Madre y hermana se turnan para llevar a Basudev al colegio. El padre trabaja en el extranjero y el hermano es todavía muy pequeño. Hoy será Sita quien lo haga. No siempre puede porque, algunos días, está dolorida y cansada debido al golpe en la cabeza que sufrió durante el terremoto. "Me cayó una roca", y apartándose el pelo muestra la importante cicatriz que dejó en su cuero cabelludo. "Siempre pienso en quién cuidará de él cuando yo no esté. Quizá sus hermanos...", dice ella. El joven lo tiene claro: "Todo el mundo tiene teléfonos, puedo sostenerme arreglándolos". Aunque él es optimista, su madre ahorra en una cuenta bancaria las ayudas que le llegan de aquí y allá. Por si acaso.
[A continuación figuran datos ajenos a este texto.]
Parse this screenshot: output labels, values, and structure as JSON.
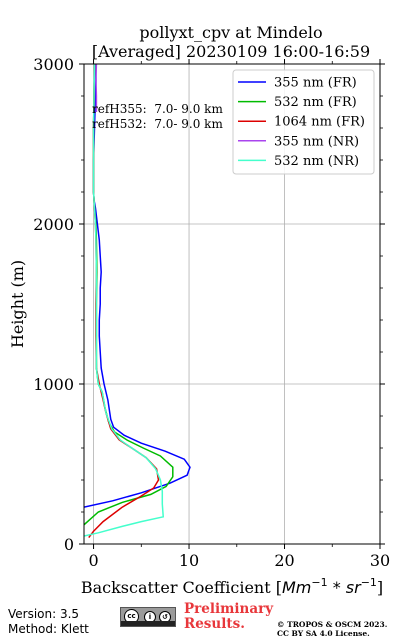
{
  "chart_data": {
    "type": "line",
    "title": "pollyxt_cpv at Mindelo",
    "subtitle": "[Averaged] 20230109 16:00-16:59",
    "xlabel": "Backscatter Coefficient [Mm⁻¹ * sr⁻¹]",
    "ylabel": "Height (m)",
    "xlim": [
      -1,
      30
    ],
    "ylim": [
      0,
      3000
    ],
    "xticks": [
      0,
      10,
      20,
      30
    ],
    "yticks": [
      0,
      1000,
      2000,
      3000
    ],
    "grid": true,
    "legend_position": "top-right",
    "annotations": [
      "refH355:  7.0- 9.0 km",
      "refH532:  7.0- 9.0 km"
    ],
    "series": [
      {
        "name": "355 nm (FR)",
        "color": "#0000ff",
        "points": [
          [
            -1.0,
            230
          ],
          [
            2,
            270
          ],
          [
            5,
            320
          ],
          [
            8,
            380
          ],
          [
            9.8,
            430
          ],
          [
            10.1,
            480
          ],
          [
            9.5,
            530
          ],
          [
            7.5,
            580
          ],
          [
            5,
            630
          ],
          [
            3.2,
            680
          ],
          [
            2.1,
            730
          ],
          [
            1.8,
            780
          ],
          [
            1.5,
            900
          ],
          [
            1.1,
            1000
          ],
          [
            0.8,
            1100
          ],
          [
            0.7,
            1200
          ],
          [
            0.6,
            1300
          ],
          [
            0.6,
            1400
          ],
          [
            0.7,
            1500
          ],
          [
            0.7,
            1600
          ],
          [
            0.8,
            1700
          ],
          [
            0.7,
            1800
          ],
          [
            0.6,
            1900
          ],
          [
            0.4,
            2000
          ],
          [
            0.2,
            2100
          ],
          [
            0.05,
            2150
          ],
          [
            0.0,
            2200
          ],
          [
            0.0,
            2400
          ],
          [
            0.1,
            2600
          ],
          [
            0.2,
            2800
          ],
          [
            0.25,
            2900
          ],
          [
            0.2,
            3000
          ]
        ]
      },
      {
        "name": "532 nm (FR)",
        "color": "#00bb00",
        "points": [
          [
            -1.0,
            120
          ],
          [
            0.5,
            200
          ],
          [
            3,
            260
          ],
          [
            6,
            310
          ],
          [
            7.6,
            360
          ],
          [
            8.3,
            420
          ],
          [
            8.3,
            480
          ],
          [
            7,
            550
          ],
          [
            5.2,
            600
          ],
          [
            3.5,
            650
          ],
          [
            2.2,
            700
          ],
          [
            1.6,
            760
          ],
          [
            1.2,
            850
          ],
          [
            0.9,
            950
          ],
          [
            0.5,
            1000
          ],
          [
            0.3,
            1100
          ],
          [
            0.3,
            1300
          ],
          [
            0.3,
            1500
          ],
          [
            0.35,
            1700
          ],
          [
            0.3,
            1900
          ],
          [
            0.25,
            2000
          ],
          [
            0.1,
            2100
          ],
          [
            0.0,
            2200
          ],
          [
            0.0,
            2600
          ],
          [
            0.05,
            2800
          ],
          [
            0.1,
            3000
          ]
        ]
      },
      {
        "name": "1064 nm (FR)",
        "color": "#dd0000",
        "points": [
          [
            -0.5,
            40
          ],
          [
            0,
            80
          ],
          [
            1,
            140
          ],
          [
            3,
            230
          ],
          [
            5,
            300
          ],
          [
            6.3,
            350
          ],
          [
            6.8,
            400
          ],
          [
            6.6,
            470
          ],
          [
            5.5,
            540
          ],
          [
            4,
            600
          ],
          [
            2.7,
            650
          ],
          [
            1.8,
            720
          ],
          [
            1.3,
            820
          ],
          [
            1.0,
            900
          ],
          [
            0.6,
            1000
          ],
          [
            0.3,
            1100
          ],
          [
            0.25,
            1300
          ],
          [
            0.25,
            1500
          ],
          [
            0.3,
            1700
          ],
          [
            0.25,
            1900
          ],
          [
            0.2,
            2000
          ],
          [
            0.1,
            2100
          ],
          [
            0.0,
            2200
          ],
          [
            0.0,
            2600
          ],
          [
            0.05,
            2800
          ],
          [
            0.1,
            3000
          ]
        ]
      },
      {
        "name": "355 nm (NR)",
        "color": "#aa44ee",
        "points": [
          [
            0.3,
            2700
          ],
          [
            0.3,
            2800
          ],
          [
            0.25,
            2900
          ],
          [
            0.3,
            3000
          ]
        ]
      },
      {
        "name": "532 nm (NR)",
        "color": "#44ffcc",
        "points": [
          [
            -1.0,
            50
          ],
          [
            0.5,
            70
          ],
          [
            3,
            110
          ],
          [
            5,
            140
          ],
          [
            7.3,
            170
          ],
          [
            7.2,
            250
          ],
          [
            7.2,
            330
          ],
          [
            7,
            400
          ],
          [
            6.5,
            470
          ],
          [
            5.5,
            540
          ],
          [
            4,
            600
          ],
          [
            2.8,
            650
          ],
          [
            1.9,
            720
          ],
          [
            1.3,
            820
          ],
          [
            0.9,
            950
          ],
          [
            0.5,
            1000
          ],
          [
            0.3,
            1100
          ],
          [
            0.3,
            1300
          ],
          [
            0.3,
            1500
          ],
          [
            0.3,
            1700
          ],
          [
            0.25,
            1900
          ],
          [
            0.2,
            2000
          ],
          [
            0.1,
            2100
          ],
          [
            0.0,
            2200
          ],
          [
            0.0,
            2600
          ],
          [
            0.05,
            2800
          ],
          [
            0.1,
            3000
          ]
        ]
      }
    ]
  },
  "footer": {
    "version": "Version: 3.5",
    "method": "Method: Klett",
    "preliminary": [
      "Preliminary",
      "Results."
    ],
    "copyright": [
      "© TROPOS & OSCM 2023.",
      "CC BY SA 4.0 License."
    ]
  }
}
Aunque últimamente ha sacado más de lo que ha ingresado, sus gastos en médicos y medicinas han tenido la culpa.
La nueva escuela no tiene rampas, una vez allí, unos niños salen de clase para ayudar a una exhausta Sita, incapaz de subir a pulso la silla de Basudev hasta la clase. "A veces es difícil traerle", reconoce la madre mientras recupera el aliento. Pero lo hacen, ella a su hija, cada mañana y cada tarde de vuelta. ¿Y si llueve? "Pues cogemos un paraguas".